El acceso a la vivienda para los jóvenes ya no es una dificultad coyuntural, sino una barrera prácticamente infranqueable. Y lo más preocupante no es solo la magnitud del problema, sino la incapacidad —o falta de voluntad real— para abordarlo con eficacia.
El principal error del Ejecutivo ha sido ignorar de forma sistemática la raíz del problema: la escasez de vivienda. España arrastra un déficit estructural que empuja los precios al alza porque la oferta disponible no cubre la creación de nuevos hogares. Pese a ello, la respuesta política ha sido insistir en recetas que no atacan ese desequilibrio, sino que lo agravan.
Lejos de impulsar la construcción y desbloquear el mercado, el Gobierno ha centrado su acción en políticas de demanda: ayudas directas, avales, subvenciones o bonos al alquiler. Medidas vistosas desde el punto de vista político, pero que en la práctica han demostrado ser ineficaces. Al inyectar dinero en un mercado con oferta limitada, el efecto inmediato es inflacionario: más presión sobre los precios y mayor dificultad de acceso. Es decir, el Ejecutivo ha contribuido a encarecer aún más aquello que pretendía abaratar.

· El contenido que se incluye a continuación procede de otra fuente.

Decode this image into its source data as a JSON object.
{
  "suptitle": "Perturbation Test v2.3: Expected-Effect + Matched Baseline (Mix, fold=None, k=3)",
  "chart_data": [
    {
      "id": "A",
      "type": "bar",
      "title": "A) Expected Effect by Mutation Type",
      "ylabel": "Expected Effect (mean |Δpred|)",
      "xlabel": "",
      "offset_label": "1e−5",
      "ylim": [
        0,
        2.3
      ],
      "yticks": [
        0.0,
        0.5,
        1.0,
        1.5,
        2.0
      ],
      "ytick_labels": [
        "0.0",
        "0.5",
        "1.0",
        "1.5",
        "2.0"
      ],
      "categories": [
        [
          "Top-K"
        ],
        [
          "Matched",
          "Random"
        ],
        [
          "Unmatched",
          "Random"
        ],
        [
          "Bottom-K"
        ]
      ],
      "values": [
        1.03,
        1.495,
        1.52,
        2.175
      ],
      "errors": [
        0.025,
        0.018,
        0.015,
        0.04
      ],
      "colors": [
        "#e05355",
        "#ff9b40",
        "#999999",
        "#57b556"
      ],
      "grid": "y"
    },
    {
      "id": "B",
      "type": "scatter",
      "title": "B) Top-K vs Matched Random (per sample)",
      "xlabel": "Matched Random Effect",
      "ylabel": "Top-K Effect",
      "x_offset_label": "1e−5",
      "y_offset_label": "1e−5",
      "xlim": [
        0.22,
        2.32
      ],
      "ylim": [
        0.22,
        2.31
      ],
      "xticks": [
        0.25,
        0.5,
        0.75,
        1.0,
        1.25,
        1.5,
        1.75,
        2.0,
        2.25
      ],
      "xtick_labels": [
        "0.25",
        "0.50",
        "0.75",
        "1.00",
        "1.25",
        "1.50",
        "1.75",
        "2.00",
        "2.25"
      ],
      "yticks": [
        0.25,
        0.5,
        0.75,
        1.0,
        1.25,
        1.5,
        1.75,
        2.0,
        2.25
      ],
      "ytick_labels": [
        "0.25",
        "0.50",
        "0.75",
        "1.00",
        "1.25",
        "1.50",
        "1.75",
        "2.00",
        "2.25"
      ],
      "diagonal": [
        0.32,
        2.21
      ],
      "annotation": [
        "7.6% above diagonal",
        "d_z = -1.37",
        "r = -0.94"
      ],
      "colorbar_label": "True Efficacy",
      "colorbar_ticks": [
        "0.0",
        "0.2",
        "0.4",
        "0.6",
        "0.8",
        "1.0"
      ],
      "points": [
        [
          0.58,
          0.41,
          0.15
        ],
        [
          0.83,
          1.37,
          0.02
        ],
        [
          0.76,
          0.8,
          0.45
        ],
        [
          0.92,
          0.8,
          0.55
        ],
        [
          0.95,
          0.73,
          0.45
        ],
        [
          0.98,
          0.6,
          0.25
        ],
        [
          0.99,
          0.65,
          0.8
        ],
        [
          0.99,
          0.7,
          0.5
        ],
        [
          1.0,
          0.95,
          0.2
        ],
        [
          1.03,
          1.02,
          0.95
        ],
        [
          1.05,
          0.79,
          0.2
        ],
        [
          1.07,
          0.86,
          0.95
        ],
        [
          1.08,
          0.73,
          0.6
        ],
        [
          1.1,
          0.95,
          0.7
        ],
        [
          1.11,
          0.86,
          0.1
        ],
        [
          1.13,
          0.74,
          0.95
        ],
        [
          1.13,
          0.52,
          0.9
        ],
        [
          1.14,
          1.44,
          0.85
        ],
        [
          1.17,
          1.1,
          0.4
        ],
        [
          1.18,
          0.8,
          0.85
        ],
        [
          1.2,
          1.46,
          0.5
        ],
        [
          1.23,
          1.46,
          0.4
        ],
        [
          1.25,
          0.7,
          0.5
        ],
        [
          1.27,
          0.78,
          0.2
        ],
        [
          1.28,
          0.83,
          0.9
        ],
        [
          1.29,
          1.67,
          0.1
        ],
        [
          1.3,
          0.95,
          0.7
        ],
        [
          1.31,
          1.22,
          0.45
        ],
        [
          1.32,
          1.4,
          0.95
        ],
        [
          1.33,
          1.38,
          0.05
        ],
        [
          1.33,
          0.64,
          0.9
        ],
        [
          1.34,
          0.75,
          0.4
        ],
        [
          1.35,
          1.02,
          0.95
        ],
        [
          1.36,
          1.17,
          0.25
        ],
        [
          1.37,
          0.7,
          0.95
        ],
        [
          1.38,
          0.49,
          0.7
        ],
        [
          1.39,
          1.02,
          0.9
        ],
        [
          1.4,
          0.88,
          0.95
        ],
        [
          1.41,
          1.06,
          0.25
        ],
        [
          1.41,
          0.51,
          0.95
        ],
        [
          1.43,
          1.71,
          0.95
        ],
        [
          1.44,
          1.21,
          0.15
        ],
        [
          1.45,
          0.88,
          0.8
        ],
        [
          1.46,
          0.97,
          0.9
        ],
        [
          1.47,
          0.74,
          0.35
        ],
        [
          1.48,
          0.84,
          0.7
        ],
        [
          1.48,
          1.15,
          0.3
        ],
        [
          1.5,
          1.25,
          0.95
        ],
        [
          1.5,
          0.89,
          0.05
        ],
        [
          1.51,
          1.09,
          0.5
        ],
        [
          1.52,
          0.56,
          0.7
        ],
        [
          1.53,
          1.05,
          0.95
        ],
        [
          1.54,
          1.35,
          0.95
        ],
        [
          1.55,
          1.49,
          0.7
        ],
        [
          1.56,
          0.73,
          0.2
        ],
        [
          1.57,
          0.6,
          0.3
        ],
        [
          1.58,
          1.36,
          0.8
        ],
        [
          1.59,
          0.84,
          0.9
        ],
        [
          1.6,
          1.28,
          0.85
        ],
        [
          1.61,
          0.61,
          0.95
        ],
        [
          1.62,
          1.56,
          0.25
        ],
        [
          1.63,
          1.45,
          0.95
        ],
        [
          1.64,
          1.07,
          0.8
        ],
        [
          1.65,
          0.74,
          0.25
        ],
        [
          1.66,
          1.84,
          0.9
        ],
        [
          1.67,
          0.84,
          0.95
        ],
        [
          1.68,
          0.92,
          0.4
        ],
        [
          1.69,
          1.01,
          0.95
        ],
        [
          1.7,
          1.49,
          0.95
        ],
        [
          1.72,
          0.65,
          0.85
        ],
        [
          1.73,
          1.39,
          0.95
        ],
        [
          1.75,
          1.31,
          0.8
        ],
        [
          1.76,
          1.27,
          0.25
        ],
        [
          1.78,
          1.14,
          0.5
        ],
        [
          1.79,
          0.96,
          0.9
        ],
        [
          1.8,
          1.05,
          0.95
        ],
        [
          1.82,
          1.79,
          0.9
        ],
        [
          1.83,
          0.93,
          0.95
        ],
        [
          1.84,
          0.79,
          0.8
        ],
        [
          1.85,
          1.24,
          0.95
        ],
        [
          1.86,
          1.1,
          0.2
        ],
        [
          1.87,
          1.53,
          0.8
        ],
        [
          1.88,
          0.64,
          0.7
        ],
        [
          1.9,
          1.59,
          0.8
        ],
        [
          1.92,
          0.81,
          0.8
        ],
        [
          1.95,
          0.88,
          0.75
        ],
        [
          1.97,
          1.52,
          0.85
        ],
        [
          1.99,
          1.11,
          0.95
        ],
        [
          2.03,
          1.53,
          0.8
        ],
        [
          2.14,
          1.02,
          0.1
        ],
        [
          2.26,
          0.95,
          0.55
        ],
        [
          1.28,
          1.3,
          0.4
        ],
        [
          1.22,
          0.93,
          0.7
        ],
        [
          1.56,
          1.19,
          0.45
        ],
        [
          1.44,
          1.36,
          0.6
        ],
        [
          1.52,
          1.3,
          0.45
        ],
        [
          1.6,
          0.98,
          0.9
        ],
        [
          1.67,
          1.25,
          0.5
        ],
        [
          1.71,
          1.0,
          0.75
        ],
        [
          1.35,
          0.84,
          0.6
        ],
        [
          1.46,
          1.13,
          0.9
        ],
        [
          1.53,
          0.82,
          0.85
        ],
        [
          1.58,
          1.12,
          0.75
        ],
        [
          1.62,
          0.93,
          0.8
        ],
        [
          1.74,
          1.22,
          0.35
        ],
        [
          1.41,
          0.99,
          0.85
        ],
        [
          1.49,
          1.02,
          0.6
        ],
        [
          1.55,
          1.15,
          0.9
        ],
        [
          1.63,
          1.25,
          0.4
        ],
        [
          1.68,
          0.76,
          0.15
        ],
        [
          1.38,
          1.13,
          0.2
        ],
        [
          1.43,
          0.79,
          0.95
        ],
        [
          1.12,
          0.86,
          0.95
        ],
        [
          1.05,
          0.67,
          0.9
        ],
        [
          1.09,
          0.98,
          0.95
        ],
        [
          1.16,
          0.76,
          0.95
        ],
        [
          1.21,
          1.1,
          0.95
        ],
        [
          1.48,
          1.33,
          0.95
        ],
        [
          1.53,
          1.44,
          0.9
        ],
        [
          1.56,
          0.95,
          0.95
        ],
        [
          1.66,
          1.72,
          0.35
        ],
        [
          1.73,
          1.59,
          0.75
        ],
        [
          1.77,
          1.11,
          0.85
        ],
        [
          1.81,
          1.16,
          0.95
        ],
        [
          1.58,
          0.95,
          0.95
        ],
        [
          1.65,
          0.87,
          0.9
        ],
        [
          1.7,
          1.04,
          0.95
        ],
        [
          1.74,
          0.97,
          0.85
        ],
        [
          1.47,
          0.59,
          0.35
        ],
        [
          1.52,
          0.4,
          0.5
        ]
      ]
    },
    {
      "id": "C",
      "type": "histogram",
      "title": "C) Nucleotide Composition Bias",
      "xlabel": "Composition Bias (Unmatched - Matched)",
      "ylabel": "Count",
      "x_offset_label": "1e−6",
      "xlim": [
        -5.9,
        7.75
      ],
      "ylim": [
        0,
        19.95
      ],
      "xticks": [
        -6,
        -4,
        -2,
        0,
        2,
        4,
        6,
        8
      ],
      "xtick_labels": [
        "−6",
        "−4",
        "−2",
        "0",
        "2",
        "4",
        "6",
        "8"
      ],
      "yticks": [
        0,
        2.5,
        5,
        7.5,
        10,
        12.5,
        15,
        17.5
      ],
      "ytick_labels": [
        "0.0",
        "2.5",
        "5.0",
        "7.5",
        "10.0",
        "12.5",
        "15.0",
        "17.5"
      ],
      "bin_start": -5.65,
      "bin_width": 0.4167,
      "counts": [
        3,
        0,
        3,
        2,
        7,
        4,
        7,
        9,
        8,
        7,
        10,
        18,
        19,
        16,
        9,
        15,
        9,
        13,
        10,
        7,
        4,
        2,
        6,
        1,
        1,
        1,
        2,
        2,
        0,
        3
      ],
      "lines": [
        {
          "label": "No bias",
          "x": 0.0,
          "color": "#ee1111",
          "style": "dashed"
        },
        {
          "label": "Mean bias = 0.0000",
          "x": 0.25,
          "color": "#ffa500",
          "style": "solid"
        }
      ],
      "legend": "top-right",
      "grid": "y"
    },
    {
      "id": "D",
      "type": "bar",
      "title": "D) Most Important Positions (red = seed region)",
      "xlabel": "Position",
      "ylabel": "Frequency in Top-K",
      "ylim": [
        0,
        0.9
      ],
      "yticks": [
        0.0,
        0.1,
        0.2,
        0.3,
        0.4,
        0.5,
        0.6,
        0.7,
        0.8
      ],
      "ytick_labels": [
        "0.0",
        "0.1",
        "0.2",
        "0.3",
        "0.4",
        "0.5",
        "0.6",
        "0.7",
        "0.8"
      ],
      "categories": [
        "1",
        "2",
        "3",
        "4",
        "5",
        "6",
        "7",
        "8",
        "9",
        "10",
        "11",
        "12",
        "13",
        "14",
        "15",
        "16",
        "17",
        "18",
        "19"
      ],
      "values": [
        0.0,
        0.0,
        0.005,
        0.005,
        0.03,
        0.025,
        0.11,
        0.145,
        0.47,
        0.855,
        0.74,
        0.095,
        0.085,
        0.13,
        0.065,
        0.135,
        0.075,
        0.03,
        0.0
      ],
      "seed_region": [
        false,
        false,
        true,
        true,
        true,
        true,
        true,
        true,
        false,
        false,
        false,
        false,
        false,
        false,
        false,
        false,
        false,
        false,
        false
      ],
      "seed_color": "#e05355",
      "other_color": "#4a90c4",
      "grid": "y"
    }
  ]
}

A este error de base se suma una gestión errática y fragmentada. En lugar de un plan integral, el Gobierno ha optado por un mosaico de iniciativas inconexas que no alteran las dinámicas del mercado. Incluso expertos cercanos al ámbito institucional han señalado la ausencia de una estrategia coherente y la proliferación de medidas dispersas sin impacto real. En política económica, la improvisación suele pagarse cara; en vivienda, la factura recae directamente sobre los ciudadanos.
El intervencionismo mal diseñado ha sido otro de los grandes lastres. La regulación de precios en zonas tensionadas, lejos de proteger al inquilino, ha terminado reduciendo la oferta. Muchos propietarios han retirado viviendas del mercado ante la inseguridad regulatoria, provocando el efecto contrario al deseado: menos pisos disponibles y precios aún más elevados. Es un ejemplo clásico de cómo una mala regulación puede deteriorar el funcionamiento básico de un mercado.

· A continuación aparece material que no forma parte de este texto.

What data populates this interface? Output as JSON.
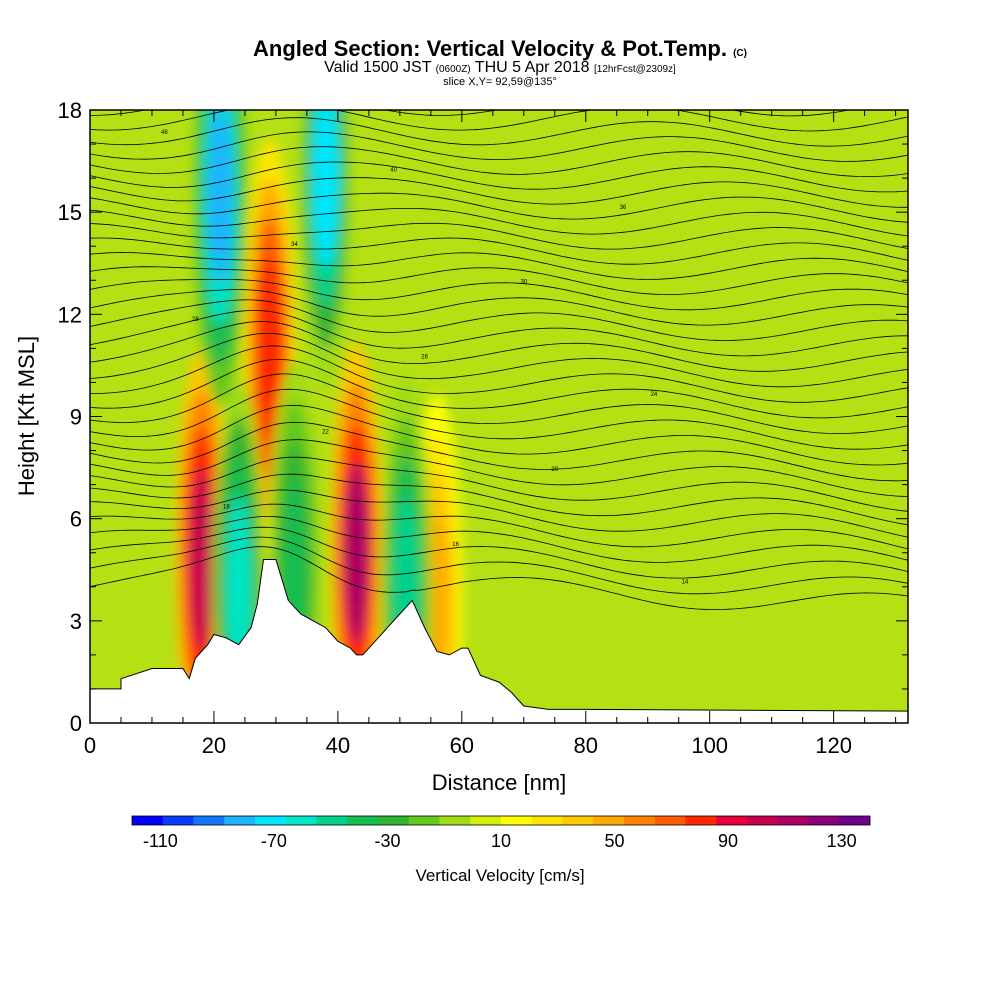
{
  "title": {
    "main": "Angled Section: Vertical Velocity & Pot.Temp.",
    "main_unit": "(C)",
    "valid_prefix": "Valid 1500 JST",
    "valid_utc": "(0600Z)",
    "valid_date": "THU 5 Apr 2018",
    "forecast": "[12hrFcst@2309z]",
    "slice": "slice X,Y= 92,59@135°"
  },
  "chart_data": {
    "type": "heatmap",
    "xlabel": "Distance [nm]",
    "ylabel": "Height [Kft MSL]",
    "xlim": [
      0,
      132
    ],
    "ylim": [
      0,
      18
    ],
    "x_ticks": [
      0,
      20,
      40,
      60,
      80,
      100,
      120
    ],
    "y_ticks": [
      0,
      3,
      6,
      9,
      12,
      15,
      18
    ],
    "colorbar": {
      "label": "Vertical Velocity [cm/s]",
      "tick_labels": [
        "-110",
        "-70",
        "-30",
        "10",
        "50",
        "90",
        "130"
      ],
      "tick_values": [
        -110,
        -70,
        -30,
        10,
        50,
        90,
        130
      ],
      "range": [
        -120,
        140
      ],
      "colors": [
        "#0000ff",
        "#0a3cff",
        "#1478ff",
        "#1eb4ff",
        "#00e6ff",
        "#00e6c8",
        "#00d28c",
        "#14be50",
        "#32b432",
        "#64c81e",
        "#a0dc14",
        "#d2f00a",
        "#ffff00",
        "#ffe600",
        "#ffc800",
        "#ffaa00",
        "#ff8200",
        "#ff5a00",
        "#ff2800",
        "#e6003c",
        "#c80050",
        "#aa0064",
        "#8c0078",
        "#6e008c"
      ]
    },
    "isotherm_labels": [
      "48",
      "40",
      "36",
      "34",
      "30",
      "28",
      "26",
      "24",
      "22",
      "20",
      "18",
      "16",
      "14"
    ],
    "terrain_profile": [
      [
        0,
        1.0
      ],
      [
        5,
        1.0
      ],
      [
        5,
        1.3
      ],
      [
        10,
        1.6
      ],
      [
        13,
        1.6
      ],
      [
        15,
        1.6
      ],
      [
        16,
        1.3
      ],
      [
        17,
        1.9
      ],
      [
        19,
        2.3
      ],
      [
        20,
        2.6
      ],
      [
        22,
        2.5
      ],
      [
        24,
        2.3
      ],
      [
        26,
        2.8
      ],
      [
        27,
        3.5
      ],
      [
        28,
        4.8
      ],
      [
        30,
        4.8
      ],
      [
        32,
        3.6
      ],
      [
        34,
        3.2
      ],
      [
        36,
        3.0
      ],
      [
        38,
        2.8
      ],
      [
        40,
        2.4
      ],
      [
        42,
        2.2
      ],
      [
        43,
        2.0
      ],
      [
        44,
        2.0
      ],
      [
        46,
        2.4
      ],
      [
        48,
        2.8
      ],
      [
        50,
        3.2
      ],
      [
        52,
        3.6
      ],
      [
        54,
        2.8
      ],
      [
        56,
        2.1
      ],
      [
        58,
        2.0
      ],
      [
        60,
        2.2
      ],
      [
        61,
        2.2
      ],
      [
        63,
        1.4
      ],
      [
        66,
        1.2
      ],
      [
        68,
        0.9
      ],
      [
        70,
        0.5
      ],
      [
        74,
        0.4
      ],
      [
        80,
        0.4
      ],
      [
        132,
        0.35
      ]
    ],
    "updraft_cores": [
      {
        "x": 18,
        "y": 4.8,
        "value": 100
      },
      {
        "x": 29,
        "y": 11.0,
        "value": 85
      },
      {
        "x": 43,
        "y": 5.0,
        "value": 110
      },
      {
        "x": 56,
        "y": 3.5,
        "value": 45
      }
    ],
    "downdraft_cores": [
      {
        "x": 21,
        "y": 15.5,
        "value": -80
      },
      {
        "x": 24,
        "y": 4.0,
        "value": -60
      },
      {
        "x": 33,
        "y": 4.5,
        "value": -40
      },
      {
        "x": 38,
        "y": 16.0,
        "value": -70
      },
      {
        "x": 51,
        "y": 4.0,
        "value": -50
      }
    ]
  }
}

Pero la consecuencia más grave de esta política fallida la sufren los jóvenes. Hoy, emanciparse en España es poco menos que un lujo. El alquiler puede absorber casi la totalidad del salario en solitario, lo que convierte la independencia en una quimera. La tasa de emancipación se desploma, la edad media supera los 30 años y la alternativa mayoritaria pasa por compartir piso o seguir viviendo con los padres.
El impacto va mucho más allá de lo residencial. La imposibilidad de acceder a la vivienda impide ahorrar, retrasa la formación de familias y limita la movilidad laboral. Incluso comienza a alimentar un fenómeno especialmente preocupante: la fuga de talento joven hacia países con mejores condiciones económicas y de acceso a la vivienda. Es decir, el problema no solo afecta al presente, sino que compromete el futuro del país.
En este contexto, el balance es difícil de matizar: el Gobierno ha diagnosticado correctamente el problema, pero ha elegido sistemáticamente las soluciones equivocadas. Ha priorizado el impacto político inmediato frente a la eficacia económica de largo plazo, apostando por medidas populares pero insuficientes.
La realidad es contundente. Más gasto, más regulación y más anuncios no han logrado abaratar la vivienda ni facilitar su acceso. Al contrario: el mercado está más tensionado, la oferta más restringida y los jóvenes más lejos que nunca de poder construir un proyecto de vida autónomo.
Sin un giro profundo —centrado en aumentar la oferta, reducir trabas urbanísticas, garantizar seguridad jurídica y fomentar la colaboración público-privada—, la política de vivienda seguirá siendo un catálogo de buenas intenciones con malos resultados. Y mientras tanto, una generación entera seguirá quedándose fuera del mercado.